Accepted answers on controversial topics on Meta pose a very real problem.
They give an advantage to whatever position the asker of the question supports, as he can mark that as accepted and it will bubble to the top, whether or not it's the answer that the most people agree with, regardless of how well it is actually supported.
To newer users, accepted answers on meta appear to be the correct answer, and they might believe that it marks the policy that the community has decided to go with.
Accepted answers give the appearance that the matter is closed and no longer up for discussion.
I'm a relative newbie, but have been around and very active for the last 4 months. I very much doubt I was alone in not understanding that accepted answers are generally meaningless on Meta.

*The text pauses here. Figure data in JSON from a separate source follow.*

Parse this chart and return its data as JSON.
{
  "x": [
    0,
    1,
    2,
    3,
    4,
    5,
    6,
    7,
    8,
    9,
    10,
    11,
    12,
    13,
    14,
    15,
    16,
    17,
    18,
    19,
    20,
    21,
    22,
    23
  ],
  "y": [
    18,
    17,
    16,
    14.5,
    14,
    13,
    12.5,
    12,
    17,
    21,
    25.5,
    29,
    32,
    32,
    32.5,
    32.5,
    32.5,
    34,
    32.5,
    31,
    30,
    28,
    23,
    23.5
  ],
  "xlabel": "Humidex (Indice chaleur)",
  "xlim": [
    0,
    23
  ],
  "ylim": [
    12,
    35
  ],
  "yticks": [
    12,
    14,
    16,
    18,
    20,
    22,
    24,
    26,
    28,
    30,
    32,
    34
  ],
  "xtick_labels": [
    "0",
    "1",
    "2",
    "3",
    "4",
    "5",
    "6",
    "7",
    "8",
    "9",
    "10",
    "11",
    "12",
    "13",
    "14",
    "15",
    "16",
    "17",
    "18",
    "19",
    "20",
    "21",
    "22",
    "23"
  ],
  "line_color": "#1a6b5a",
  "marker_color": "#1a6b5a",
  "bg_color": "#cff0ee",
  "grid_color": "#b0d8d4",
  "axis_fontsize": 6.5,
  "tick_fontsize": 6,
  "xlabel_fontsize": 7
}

For one example of this, in the topic of What's the difference between FortressCraft and Minecraft? Who cares?, the community seems to have yet to reach much of a consensus, but an answer is already marked as accepted. As mentioned above, I think this makes that position seem "official" to newer users who don't know better, and discourages them from participating in a discussion that already seems to be closed.
My original request was that I would like to see the ability to accept an answer removed from Meta, but I was very quickly convinced that this was too harsh an approach. If, as indicated, it accepted answers truly mean nothing, I'd like to see them not bubble to the top of the sort order. All it does is serve create confusion and bias.
Update: My example question was kind of bad, since it was originally opened in September 2011 and just now came up for additional discussion. So I don't mean to imply that the asker is doing anything tricky to support his position. But the principle holds.